Hazret-i Velîd bir fırsatını bularak kaçıp Medîne'ye geldi. Peygamber efendimiz,
Velîd'e diğer kardeşleri Seleme ile Iyaş'ın durumunu sordu. Hazret-i Velîd,
onların ayaklarının birbirine bağlı bulunduğunu, şiddetli azâb ve işkence içinde
kıvrandıklarını haber verdi.
Kim kurtarır?
Peygamberimiz, bu mağdûr Müslümanları müşriklerin ellerinden kurtarmak istiyordu.
Bunun için bir defasında sordu:
- Bunları kim kurtarıp Medîne'ye getirir?
Hemen ayağa kalkan Hazret-i Velîd dedi ki:
- Onları ben kurtarıp size getiririm, yâ Resûlallah!
Mekke'ye giden Hazret-i Velîd gizlice şehre girdi. Mahpuslara yemek götüren bir
kadından Hazret-i Seleme ile Hazret-i Iyaş'ın bulundukları yeri öğrendi.
Geceleyin oraya varan Velîd, bağlandıkları ipi kesti, onları devesine bindirerek
Mekke'den çıkardı.
Mazlûmların kaçtıklarını öğrenen müşrikler peşlerine düştülerse de, onları ele
geçiremediler. Hazret-i Velîd kurtardığı iki arkadaşıyla birlikte Medîne'ye
geldiğinde yürümekten ayak parmakları parçalanmış, kanlar içinde kalmıştı. İki
mümtaz sahâbînin kurtulduğunu öğrenen Peygamberimiz çok sevinmişti.

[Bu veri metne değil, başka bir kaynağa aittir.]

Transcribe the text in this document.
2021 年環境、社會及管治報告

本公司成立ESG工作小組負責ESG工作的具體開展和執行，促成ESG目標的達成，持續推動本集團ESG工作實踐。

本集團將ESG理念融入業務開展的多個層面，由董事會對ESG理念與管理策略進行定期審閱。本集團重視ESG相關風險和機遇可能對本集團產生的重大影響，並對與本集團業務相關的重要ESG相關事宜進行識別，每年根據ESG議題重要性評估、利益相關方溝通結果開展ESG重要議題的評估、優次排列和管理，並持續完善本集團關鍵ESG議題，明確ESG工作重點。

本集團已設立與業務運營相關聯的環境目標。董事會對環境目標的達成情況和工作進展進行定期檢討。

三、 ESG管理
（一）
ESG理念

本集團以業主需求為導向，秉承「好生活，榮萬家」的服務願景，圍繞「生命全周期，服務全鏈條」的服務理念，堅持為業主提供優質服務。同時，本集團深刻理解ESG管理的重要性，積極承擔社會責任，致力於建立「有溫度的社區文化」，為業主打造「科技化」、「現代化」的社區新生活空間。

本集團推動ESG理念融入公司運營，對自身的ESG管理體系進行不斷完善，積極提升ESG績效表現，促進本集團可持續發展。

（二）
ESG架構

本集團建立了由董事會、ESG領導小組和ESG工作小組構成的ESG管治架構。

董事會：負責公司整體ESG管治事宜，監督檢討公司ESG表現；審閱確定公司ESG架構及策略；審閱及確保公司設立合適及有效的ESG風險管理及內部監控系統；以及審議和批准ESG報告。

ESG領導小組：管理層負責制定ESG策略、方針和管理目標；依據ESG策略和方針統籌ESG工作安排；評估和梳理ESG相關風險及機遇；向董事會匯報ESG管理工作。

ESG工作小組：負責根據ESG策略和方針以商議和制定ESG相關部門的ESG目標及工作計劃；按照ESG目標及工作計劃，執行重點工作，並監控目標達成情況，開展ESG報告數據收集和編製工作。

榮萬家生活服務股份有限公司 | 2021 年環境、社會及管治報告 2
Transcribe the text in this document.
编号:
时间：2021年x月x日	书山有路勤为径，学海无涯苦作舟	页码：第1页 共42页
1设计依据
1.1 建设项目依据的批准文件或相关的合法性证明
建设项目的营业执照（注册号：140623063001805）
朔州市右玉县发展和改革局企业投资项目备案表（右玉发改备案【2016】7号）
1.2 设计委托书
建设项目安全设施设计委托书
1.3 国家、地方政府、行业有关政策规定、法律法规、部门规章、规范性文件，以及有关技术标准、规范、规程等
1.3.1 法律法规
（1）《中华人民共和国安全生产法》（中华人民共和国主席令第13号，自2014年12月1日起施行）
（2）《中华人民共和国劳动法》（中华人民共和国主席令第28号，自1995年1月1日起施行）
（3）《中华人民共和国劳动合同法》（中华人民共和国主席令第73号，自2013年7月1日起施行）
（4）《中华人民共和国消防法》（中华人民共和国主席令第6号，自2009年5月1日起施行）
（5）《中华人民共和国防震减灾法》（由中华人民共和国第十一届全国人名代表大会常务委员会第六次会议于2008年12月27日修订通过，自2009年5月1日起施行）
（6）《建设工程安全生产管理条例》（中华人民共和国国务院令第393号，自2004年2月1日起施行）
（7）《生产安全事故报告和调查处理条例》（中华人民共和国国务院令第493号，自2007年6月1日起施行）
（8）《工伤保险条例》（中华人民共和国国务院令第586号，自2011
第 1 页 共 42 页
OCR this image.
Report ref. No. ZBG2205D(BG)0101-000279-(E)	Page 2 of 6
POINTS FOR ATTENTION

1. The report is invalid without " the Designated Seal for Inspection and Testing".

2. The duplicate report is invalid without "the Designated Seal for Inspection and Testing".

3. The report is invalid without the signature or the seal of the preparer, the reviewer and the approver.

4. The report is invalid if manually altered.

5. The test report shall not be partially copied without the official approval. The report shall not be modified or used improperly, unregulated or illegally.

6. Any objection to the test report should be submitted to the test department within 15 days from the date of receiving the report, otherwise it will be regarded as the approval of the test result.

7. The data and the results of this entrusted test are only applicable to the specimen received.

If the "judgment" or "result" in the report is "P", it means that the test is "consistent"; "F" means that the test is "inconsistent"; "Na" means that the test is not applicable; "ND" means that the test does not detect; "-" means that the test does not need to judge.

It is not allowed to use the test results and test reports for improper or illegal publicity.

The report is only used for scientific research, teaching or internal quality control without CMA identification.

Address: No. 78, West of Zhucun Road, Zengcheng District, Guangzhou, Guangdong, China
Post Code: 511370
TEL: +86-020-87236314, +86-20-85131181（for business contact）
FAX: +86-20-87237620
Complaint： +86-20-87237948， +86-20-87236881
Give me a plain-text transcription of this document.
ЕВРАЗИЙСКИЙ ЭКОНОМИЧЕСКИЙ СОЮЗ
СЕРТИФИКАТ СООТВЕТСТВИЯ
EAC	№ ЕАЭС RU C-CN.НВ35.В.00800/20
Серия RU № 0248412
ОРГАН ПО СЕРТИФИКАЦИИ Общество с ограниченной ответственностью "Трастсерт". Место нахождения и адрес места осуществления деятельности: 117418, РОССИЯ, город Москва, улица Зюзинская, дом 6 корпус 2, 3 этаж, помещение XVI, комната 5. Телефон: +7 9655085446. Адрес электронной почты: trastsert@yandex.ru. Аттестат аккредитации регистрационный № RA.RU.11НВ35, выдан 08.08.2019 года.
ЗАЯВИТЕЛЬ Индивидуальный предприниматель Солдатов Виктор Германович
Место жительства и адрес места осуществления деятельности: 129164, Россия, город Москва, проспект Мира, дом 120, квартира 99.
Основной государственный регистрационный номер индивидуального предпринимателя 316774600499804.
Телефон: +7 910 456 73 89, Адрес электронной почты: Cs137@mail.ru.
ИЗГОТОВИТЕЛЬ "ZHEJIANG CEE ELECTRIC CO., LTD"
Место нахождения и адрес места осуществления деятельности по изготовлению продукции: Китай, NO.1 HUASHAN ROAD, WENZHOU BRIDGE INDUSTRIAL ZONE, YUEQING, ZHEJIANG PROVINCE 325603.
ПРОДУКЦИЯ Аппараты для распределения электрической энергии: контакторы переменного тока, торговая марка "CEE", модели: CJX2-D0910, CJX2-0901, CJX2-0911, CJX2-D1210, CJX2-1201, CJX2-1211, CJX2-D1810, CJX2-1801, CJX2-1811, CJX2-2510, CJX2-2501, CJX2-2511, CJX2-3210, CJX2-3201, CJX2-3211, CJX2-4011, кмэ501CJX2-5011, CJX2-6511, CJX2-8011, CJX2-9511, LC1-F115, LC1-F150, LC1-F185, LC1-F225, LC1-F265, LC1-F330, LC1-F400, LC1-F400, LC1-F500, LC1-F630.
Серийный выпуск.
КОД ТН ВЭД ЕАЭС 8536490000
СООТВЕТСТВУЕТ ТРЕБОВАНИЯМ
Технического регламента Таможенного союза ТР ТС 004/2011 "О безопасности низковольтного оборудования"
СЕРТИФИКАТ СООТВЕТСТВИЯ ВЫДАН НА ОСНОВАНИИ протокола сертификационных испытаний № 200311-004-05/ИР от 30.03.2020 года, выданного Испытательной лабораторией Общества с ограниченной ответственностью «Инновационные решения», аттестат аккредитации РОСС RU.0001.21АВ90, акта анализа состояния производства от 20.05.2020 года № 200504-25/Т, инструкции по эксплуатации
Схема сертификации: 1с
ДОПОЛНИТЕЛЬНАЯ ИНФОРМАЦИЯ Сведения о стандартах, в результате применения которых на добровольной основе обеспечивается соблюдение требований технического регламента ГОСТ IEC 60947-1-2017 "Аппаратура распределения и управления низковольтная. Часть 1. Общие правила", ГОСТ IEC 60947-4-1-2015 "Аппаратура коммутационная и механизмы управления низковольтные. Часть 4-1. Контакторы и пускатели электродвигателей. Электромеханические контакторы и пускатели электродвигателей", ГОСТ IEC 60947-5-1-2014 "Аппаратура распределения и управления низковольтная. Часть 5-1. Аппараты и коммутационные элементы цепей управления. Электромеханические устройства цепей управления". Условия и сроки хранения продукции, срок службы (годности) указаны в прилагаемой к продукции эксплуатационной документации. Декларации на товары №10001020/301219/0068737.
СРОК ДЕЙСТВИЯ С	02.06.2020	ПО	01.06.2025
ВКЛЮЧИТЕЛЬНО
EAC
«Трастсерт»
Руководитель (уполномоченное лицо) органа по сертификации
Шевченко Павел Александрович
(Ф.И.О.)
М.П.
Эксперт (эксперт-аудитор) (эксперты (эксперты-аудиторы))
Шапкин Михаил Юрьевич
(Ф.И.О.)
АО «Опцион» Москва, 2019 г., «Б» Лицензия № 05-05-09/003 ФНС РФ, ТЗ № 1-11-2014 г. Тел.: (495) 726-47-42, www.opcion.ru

Hazret-i Seleme artık rahattı. Peygamberimizin vefâtına kadar Medîne'de kaldı.
Hazret-i Ebû Bekir'in hilâfetinde Suriye seferine katılan mücâhitler arasında
yer aldı. Hazret-i Ömer'in halîfeliği sırasında vuku bulan Mercu's-Sufr
savaşında, Hicretin 14. senesi Muharrem ayında şehîd düştü.